Ik voel niet echt dat ik moet opboksen tegen oordelen. De angel is er vlot uit als ik duidelijk maak wat er is, wat dat me doet, hoe behandeling je aanpakt en dat het vaak schipperen en doseren is, wat soms lastig en pijnlijk is, maar ook een uitdaging.
Ow wat fijn die reacties! Bij mij denken ze "dramaqueen, doe normaal, je staat recht dus zo erg kan het allemaal niet zijn." Reacties die ik krijg:
- dan geven ze je toch gewoon een nieuw medicijn en is het klaar
- anderen zijn er op een half jaar vanaf, waarom zou het bij jou dan langer duren?
- "ongeneeslijk... ja, als je zo negatief denkt..."
- ...
Reacties kunnen hard zijn. Je doet je best om overeind te blijven.

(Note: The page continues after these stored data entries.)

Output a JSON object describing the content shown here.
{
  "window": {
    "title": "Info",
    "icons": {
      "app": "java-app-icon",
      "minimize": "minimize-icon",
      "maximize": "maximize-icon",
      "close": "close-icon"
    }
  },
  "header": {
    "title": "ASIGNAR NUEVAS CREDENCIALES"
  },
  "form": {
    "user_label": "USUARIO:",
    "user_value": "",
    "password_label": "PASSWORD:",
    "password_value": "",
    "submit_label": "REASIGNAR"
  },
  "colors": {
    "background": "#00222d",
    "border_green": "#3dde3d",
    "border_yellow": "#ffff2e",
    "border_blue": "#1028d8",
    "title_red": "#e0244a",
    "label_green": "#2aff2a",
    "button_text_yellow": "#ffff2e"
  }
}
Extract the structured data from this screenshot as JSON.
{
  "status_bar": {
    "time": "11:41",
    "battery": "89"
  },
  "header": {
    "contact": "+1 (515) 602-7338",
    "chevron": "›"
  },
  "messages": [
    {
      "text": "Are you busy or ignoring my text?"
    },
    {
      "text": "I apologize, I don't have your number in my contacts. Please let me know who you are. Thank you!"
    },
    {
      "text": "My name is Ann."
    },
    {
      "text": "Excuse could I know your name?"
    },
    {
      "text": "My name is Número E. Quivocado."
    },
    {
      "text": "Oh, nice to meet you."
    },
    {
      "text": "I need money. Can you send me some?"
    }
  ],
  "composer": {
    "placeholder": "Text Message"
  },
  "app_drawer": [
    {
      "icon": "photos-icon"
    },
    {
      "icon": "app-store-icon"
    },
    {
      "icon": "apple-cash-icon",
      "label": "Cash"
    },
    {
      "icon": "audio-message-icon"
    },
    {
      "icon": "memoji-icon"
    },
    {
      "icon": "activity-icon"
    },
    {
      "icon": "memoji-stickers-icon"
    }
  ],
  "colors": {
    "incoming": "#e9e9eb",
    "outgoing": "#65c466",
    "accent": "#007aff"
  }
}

Je kunt rouwen om een lijf dat aangetast is en ook door de mogelijkheden die verminderd zijn.
Ik rouw soms wel om wat ik kwijt ben, maar elke dag zin hebben in de dag en uitvogelen wat wel mogelijk is en waar ik ook lol in heb, zet die rouw in de schaduw. Ik leef en doe dwars door alles heen.
Dat doe je goed. Elke dag een nieuwe dag met nieuwe mogelijkheden.
Mijn openheid hielp. En uitleggen waarom het bij mij ongeneeslijk is, dat bijwerkingen moeilijk in te schatten zijn wat betreft welke je wel of niet krijgt, wanneer, in welke mate, in hoeverre bijwerkingen bijtrekken en opgelopen schade evt wegtrekt.
Iemand die het niet heeft, kan niet weten wat je voelt, wat je nog kan.
Dank je.
Ik kan goed leven met 'het is wat het is' met dank aan EsKou (lees haar blog).
Aan deze kanker kan ik niks doen. De situatie is wat die is. Ik word er ook niet somber van. Ik doe wat kan en vind het mooi dat we in een land wonen met voorzieningen zoals een WIA-uitkering. Ik kan nu goed leven; beperkt maar voluit.
En ik ontdek nieuwe dingen. Andere genres om te lezen, twee boeken kunnen maken die van kaft tot kaft helemaal mijn werk zijn en af en toe een lezing of gastles.